I cannot count the times that I have had homework. And I'm talking about as an adult. And not when I'm taking a class, but as a parent. I mean, really. Is it me? Am I wrong to think that the children should be the ones with homework, not me, the parent? I'm not even talking about the help you have to give your kid to do his/her homework. I'm talking about your homework, as a parent.
My first experience with parent homework was when my oldest son went into second grade. He had this really "artsy" teacher - totally a mismatch for him because he hated all things art. My second grader came home with a note (instructions) from the teacher and some card stock in his backpack. Apparently my task was to put together and decorate a "writing journal" to house my kid's creative streak. When I say "put together", think two pages of typed instructions with words like "sew" and "fabric". Really? Are you kidding me?
Now I'm all for creative writing. And pretty journals are nice too, I guess. But, to put this task on me? I'm not creative. I think the only person who has no appreciation of art more than my first-born is me, and this is my homework? I don't sew. I don't have "extra fabric" just laying around. I am the mom of boys. We have trucks. And cars. And Legos. And maybe some crayons and markers. I was livid. I sat and stewed and tried to think of any excuse imaginable to get out of it, cursing the whole time to my husband. He didn't really care because this sh!t doesn't land on him. No way, arts and crafts, that's a girl thing (no offense). I despised that teacher thoroughly and was ecstatic to learn that she retired last year. No longer do I have to worry that my youngest will end up in parent-homework hell. And, for the record, that was only the first of many parent homework projects that year.

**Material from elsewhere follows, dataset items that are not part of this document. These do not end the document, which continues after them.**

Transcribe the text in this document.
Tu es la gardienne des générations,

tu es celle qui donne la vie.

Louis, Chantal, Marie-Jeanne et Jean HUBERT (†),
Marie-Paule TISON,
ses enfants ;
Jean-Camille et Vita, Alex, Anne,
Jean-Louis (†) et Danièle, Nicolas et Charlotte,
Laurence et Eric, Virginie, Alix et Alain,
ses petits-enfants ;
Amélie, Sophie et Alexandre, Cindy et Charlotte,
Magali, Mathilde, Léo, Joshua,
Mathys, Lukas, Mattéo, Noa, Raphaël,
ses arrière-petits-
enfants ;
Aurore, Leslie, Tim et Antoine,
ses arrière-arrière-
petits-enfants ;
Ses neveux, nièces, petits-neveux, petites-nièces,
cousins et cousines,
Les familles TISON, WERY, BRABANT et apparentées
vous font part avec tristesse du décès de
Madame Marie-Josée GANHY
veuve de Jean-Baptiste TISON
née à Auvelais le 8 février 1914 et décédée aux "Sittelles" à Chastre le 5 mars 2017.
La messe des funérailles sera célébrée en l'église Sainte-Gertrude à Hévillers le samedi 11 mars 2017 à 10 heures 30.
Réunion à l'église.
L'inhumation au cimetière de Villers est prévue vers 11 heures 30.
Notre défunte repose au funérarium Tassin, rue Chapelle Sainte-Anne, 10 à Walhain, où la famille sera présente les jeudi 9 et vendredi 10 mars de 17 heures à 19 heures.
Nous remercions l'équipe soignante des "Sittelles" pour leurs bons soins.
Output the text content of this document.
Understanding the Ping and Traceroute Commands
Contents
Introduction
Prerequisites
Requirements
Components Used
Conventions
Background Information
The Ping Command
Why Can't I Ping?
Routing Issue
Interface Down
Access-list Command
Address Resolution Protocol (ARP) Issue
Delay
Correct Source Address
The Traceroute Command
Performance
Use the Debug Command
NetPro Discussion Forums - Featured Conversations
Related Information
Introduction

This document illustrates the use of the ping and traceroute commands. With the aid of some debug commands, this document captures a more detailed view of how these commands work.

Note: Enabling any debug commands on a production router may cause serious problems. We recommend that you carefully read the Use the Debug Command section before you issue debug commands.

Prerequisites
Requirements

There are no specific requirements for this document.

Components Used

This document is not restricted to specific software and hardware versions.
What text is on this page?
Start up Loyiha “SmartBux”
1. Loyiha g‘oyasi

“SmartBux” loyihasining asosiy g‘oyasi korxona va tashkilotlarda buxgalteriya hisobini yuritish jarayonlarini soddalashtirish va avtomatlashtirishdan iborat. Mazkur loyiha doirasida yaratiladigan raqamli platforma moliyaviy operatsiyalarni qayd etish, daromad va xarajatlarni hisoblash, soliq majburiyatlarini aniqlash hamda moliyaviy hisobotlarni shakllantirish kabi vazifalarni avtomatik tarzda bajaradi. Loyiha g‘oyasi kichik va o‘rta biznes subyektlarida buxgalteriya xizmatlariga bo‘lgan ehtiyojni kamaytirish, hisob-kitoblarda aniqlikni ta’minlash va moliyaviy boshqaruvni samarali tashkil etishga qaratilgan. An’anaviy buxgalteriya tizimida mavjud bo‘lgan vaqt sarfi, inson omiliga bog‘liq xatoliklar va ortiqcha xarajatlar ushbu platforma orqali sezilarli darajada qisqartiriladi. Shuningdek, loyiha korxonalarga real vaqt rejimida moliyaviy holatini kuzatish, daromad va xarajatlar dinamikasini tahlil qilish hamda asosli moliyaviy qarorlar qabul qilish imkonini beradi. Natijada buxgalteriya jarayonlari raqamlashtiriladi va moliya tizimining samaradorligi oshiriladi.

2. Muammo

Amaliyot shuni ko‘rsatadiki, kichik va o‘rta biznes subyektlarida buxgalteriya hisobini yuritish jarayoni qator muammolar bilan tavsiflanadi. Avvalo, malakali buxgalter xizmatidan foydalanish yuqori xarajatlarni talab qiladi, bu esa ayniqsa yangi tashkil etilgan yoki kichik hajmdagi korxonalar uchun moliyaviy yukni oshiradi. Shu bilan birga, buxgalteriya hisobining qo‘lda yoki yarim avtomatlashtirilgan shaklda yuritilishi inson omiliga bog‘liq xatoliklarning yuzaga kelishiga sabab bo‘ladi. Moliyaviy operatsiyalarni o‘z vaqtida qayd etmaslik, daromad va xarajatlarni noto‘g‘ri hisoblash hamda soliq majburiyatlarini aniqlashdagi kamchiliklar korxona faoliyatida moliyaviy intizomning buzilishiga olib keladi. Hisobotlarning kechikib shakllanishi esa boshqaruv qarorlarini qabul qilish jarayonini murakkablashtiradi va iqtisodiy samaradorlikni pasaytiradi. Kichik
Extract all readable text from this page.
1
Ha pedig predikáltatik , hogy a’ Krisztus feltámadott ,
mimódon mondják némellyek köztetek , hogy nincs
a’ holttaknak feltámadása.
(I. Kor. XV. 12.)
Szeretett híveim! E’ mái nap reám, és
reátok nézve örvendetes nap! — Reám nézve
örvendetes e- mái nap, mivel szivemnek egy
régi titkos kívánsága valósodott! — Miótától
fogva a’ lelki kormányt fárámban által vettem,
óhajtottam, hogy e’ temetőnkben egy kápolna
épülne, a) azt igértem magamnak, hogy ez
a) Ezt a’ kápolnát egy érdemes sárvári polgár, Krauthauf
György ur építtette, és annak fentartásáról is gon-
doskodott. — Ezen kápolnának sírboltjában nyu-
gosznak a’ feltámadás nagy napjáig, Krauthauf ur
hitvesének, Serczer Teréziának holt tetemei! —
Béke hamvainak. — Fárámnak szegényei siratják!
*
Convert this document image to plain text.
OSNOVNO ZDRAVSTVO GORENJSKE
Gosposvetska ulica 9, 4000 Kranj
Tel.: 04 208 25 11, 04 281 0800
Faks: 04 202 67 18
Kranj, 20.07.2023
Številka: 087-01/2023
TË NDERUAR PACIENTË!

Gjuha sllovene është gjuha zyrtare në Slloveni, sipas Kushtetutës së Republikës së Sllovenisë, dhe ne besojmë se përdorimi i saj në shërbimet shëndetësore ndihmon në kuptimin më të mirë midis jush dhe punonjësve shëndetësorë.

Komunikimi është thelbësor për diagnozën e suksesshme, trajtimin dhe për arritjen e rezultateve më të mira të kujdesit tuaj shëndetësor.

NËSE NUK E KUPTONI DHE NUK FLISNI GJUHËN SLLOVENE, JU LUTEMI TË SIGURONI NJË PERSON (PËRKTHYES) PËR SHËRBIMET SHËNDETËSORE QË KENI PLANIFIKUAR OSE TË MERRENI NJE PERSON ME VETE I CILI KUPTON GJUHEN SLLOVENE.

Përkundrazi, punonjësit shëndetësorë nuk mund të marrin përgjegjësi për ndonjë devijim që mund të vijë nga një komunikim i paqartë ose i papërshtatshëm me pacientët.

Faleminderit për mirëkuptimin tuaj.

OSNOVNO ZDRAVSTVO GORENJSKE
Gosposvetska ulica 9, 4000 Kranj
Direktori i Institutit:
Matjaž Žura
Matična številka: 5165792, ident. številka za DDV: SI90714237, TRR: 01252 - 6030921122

This year my first grader came home with parent homework to create a collage of pictures of him and his family to help "inspire" his writing. More parent homework. Now, again, a worthy cause. And maybe on the surface it doesn't seem like much, but for me it was a challenge.
First, I didn't get the note til Sunday evening. My bad - I should've checked the kid's backpack prior to Sunday night. The next hurdle was figuring out where to get the pictures, no small task. We live in a digital world now. Gone are the days of drawers full of photos. Okay, I can't tell a lie. I do still have drawers of photos. They're the required school and soccer pictures, many years old, still in their paper sleeves. Those didn't seem very "inspiring" for a first grader.
It was at this point that I started stressing and cursing the teacher for parent homework. Homework hitting during the stress of it all. Single-parenting it, two back-to-school nights, product launches - the last thing I needed was unplanned homework. I have enough on my plate, thank you very much. So teacher, please, remember that it's the kids who need the homework, not the parents.